Bonobo Bili: Taschenkontrollen bei Diskussion in Wuppertaler Citykirche

Citykirche : Taschenkontrollen bei Podiumsdiskussion über Bonobo Bili

Vor der Podiumsdiskussion in der Citykirche am Donnerstag wurden aus Sicherheitsgründen die Taschen der Besucher kontrolliert.
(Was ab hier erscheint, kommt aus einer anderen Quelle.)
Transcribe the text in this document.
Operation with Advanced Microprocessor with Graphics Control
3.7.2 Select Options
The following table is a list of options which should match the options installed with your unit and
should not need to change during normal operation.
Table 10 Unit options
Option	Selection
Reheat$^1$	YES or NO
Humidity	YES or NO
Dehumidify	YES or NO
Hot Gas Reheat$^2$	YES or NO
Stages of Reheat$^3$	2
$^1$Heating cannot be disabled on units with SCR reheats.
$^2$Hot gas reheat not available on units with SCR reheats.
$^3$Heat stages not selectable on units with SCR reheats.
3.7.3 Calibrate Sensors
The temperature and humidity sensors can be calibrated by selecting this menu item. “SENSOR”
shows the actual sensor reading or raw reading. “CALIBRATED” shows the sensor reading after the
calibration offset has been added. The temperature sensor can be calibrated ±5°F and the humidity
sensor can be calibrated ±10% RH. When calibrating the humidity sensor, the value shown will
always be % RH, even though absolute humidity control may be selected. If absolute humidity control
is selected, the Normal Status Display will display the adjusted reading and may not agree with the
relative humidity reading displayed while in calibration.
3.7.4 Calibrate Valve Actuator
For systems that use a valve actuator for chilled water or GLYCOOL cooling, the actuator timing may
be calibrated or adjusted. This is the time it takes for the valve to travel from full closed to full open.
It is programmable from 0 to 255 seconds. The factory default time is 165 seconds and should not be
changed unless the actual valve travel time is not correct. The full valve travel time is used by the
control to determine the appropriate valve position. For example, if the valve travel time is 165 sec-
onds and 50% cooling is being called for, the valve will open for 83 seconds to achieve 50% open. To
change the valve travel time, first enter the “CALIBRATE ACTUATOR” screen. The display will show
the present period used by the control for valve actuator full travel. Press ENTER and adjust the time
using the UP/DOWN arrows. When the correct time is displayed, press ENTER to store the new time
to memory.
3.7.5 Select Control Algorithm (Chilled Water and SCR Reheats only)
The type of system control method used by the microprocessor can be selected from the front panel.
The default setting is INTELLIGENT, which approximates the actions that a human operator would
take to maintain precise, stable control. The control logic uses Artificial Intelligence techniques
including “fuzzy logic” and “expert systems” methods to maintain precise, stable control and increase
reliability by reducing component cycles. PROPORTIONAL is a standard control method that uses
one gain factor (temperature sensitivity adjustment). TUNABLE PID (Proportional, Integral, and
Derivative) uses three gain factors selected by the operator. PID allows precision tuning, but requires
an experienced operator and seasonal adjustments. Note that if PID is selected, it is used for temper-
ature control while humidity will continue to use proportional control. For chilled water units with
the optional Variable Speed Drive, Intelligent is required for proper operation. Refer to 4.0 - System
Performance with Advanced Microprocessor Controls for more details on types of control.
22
Grund waren auch die Morddrohungen gegen Zoodirektor Arne Lawrenz.

Eigentlich soll an diesem Abend in der evangelischen City-Kirche über Tierschutz gesprochen werden, doch in Wuppertal ist das Thema – vor dem Hintergrund der Diskussion um das Schicksal des Bonobo Bili im Grünen Zoo – offenbar derart eskaliert, dass sich die Veranstalter Sorgen um den Menschenschutz machen. Am Eingang zum Kirchenraum werden die Taschen aller Besucher überprüft. So soll verhindert werden, dass jemand Waffen hineinschmuggelt. Immerhin hat Zoodirektor Arne Lawrenz nach den Vorfällen rund um Bili Morddrohungen erhalten. Dass Lawrenz zugleich mit Krücken in den Kirchenraum kommt, sorgt für eine zusätzliche symbolische Überhöhung.

Veranstaltet wurde die Diskussion am Donnerstag von dem bundesweit aktiven Verein Politiksprecher, der sich um eine streitbare und faire Debattenkultur bemüht. Dass die Situation in Wuppertal außergewöhnlich ist, verschweigt Moderator Marcus Kiesel nicht. „Es ist das erste Mal, dass wir Polizei und Security dazuholen mussten“, erklärt er. Von außen aufgerüstet, bemüht er sich zugleich um innere Diskursbefriedung. Er sei schon glücklich, dass alles „so zivilisiert“ abläuft, gesteht er.

Aus dem Publikum gibt es immer wieder lautstarke Zwischenrufe

In der Gesprächsrunde werden die Parteien nach Positionen getrennt: Links von Moderator Kiesel sitzen Lawrenz und der Göttinger Primatenforscher Sascha Knauf, rechts davon als Vertreter des Tierschutzes die Aktivistin Suzanne Heimrath und Thomas Schwarz, der für die im Düsseldorfer Stadtrat vertretene Fraktion Tierschutz Freie Wähler spricht. Zwischen den Lagern sitzt die Journalistin Nina Bossy – sie versucht erkennbar, eine vermittelnde Position einzunehmen.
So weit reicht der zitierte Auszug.